黒猫が一匹、古い木の下に座っていました。
その木は、町のはずれにある小さな公園のすみで、何年も同じ場所に立っている木でした。
春には若い葉をつけ、夏には強い日差しをやわらげ、秋には落ち葉を散らし、冬には静かに枝だけを空へ伸ばしていました。
黒猫は、その木のことをよく知っているようでした。
人が通っても、犬が吠えても、風が強く吹いても、黒猫は木の根元からあまり動きません。

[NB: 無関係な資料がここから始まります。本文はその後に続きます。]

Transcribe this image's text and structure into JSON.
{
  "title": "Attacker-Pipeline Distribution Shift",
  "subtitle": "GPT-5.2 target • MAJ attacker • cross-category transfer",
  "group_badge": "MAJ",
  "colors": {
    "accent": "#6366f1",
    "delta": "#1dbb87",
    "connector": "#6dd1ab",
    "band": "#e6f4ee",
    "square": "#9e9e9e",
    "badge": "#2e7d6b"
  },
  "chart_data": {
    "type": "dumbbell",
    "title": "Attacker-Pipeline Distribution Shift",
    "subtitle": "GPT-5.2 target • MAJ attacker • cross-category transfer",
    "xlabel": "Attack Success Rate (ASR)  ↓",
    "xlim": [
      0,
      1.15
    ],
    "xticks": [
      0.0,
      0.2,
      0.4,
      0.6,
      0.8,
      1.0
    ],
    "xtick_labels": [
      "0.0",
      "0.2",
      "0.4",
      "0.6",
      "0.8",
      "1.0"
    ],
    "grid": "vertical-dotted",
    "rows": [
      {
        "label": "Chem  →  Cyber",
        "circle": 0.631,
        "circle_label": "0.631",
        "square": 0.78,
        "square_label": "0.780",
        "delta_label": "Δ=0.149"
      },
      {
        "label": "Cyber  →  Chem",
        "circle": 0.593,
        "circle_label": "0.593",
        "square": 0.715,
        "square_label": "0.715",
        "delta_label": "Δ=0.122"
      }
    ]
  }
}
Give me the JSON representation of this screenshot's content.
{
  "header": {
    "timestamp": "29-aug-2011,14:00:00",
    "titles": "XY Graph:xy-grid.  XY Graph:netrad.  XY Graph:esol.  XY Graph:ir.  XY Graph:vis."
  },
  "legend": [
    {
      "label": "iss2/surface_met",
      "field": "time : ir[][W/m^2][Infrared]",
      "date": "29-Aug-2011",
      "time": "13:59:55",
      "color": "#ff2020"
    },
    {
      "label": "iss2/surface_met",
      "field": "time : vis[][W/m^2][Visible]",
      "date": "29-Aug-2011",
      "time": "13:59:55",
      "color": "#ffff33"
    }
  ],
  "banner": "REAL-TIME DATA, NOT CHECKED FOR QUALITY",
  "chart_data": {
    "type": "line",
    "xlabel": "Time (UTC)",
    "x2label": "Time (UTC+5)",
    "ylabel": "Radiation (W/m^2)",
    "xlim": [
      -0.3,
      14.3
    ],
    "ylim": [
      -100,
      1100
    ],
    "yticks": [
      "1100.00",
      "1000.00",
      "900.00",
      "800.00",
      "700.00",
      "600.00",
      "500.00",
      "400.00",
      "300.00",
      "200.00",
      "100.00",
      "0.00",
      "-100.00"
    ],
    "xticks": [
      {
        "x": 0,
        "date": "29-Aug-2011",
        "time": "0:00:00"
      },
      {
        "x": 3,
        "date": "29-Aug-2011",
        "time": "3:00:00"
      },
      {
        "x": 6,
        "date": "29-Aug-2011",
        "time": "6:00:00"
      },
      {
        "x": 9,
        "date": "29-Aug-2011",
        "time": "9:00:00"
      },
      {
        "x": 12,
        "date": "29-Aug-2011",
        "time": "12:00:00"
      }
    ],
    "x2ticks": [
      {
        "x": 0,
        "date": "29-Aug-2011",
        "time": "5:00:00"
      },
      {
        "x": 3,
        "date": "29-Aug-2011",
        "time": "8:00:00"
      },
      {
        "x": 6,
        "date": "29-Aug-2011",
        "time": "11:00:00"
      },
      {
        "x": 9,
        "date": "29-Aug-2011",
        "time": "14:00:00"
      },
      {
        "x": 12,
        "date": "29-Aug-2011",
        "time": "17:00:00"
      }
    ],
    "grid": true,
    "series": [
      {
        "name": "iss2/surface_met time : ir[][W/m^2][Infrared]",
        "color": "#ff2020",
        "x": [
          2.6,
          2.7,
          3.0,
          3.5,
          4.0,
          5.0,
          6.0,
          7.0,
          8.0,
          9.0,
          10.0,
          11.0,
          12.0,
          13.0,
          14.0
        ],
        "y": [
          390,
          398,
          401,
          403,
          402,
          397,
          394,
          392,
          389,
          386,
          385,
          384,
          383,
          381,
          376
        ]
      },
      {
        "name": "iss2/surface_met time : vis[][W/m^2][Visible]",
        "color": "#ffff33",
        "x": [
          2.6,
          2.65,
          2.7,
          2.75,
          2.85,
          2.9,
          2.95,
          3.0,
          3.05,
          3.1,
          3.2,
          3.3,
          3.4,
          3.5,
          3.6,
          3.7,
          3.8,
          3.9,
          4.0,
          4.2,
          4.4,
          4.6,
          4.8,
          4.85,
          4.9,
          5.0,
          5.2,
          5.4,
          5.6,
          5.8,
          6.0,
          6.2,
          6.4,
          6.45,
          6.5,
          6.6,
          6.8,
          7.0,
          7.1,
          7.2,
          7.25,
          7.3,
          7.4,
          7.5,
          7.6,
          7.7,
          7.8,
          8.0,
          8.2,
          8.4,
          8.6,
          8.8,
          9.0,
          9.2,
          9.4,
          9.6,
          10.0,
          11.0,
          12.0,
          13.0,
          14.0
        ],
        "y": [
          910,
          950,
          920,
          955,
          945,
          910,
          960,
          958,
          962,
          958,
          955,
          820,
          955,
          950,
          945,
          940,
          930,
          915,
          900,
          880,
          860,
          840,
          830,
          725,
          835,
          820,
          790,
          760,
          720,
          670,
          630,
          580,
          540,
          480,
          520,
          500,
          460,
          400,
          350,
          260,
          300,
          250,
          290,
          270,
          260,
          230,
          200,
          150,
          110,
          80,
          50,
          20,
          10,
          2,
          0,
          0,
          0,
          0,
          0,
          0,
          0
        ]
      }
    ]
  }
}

まるで、その木と何か約束をしているようにも見えました。
本の中には、言葉を話す猫や、不思議な森へ案内してくれる動物がよく出てきます。
でも現実の黒猫は、何も語りません。
ただ、じっと木のそばにいるだけです。
それなのに、その姿を見ていると、何か小さな物語が始まりそうな気がします。
木は、黒猫に日陰を作っていました。
黒猫は、木の根元で丸くなりながら、ときどき薄く目を開けます。
葉のすき間からこぼれる光が、黒い毛の上に小さく揺れていました。
真っ黒に見える毛も、光が当たると少しだけ茶色や灰色を含んでいるように見えます。
何気ない景色なのに、そこだけ時間がゆっくり流れているようでした。
本を読んでいると、派手な事件よりも、こういう静かな場面が心に残ることがあります。
大きな冒険ではなく、古い木の下で眠る黒猫。
誰にも気づかれない午後の光。
風で落ちた一枚の葉。
そういう小さな描写があるだけで、物語の世界は急に深くなります。
黒猫は、木のそばで何を考えているのでしょうか。
昨日の雨のことかもしれません。
木の上を通り過ぎた鳥のことかもしれません。
それとも、ずっと昔からこの場所にあった物語を、猫だけが覚えているのかもしれません。
木は何も言わず、黒猫も何も言いません。
けれど、黙って並んでいるだけで、そこにはやさしい空気がありました。
本のページをめくるように、季節は少しずつ変わっていきます。
新しい葉が増え、花が咲き、雨が降り、落ち葉が積もり、やがてまた春が来ます。
その間も、黒猫はときどき木の下へやって来るのでしょう。
そこにいるだけで安心できる場所。
何も起こらなくても、心が少し落ち着く場所。
黒猫と木の景色には、そんな静かな本のような魅力があります。
特別な言葉がなくても、物語はそこにあります。
ただ一匹の黒猫と、一本の古い木。
それだけで、今日の午後を少しだけやさしくしてくれるのです。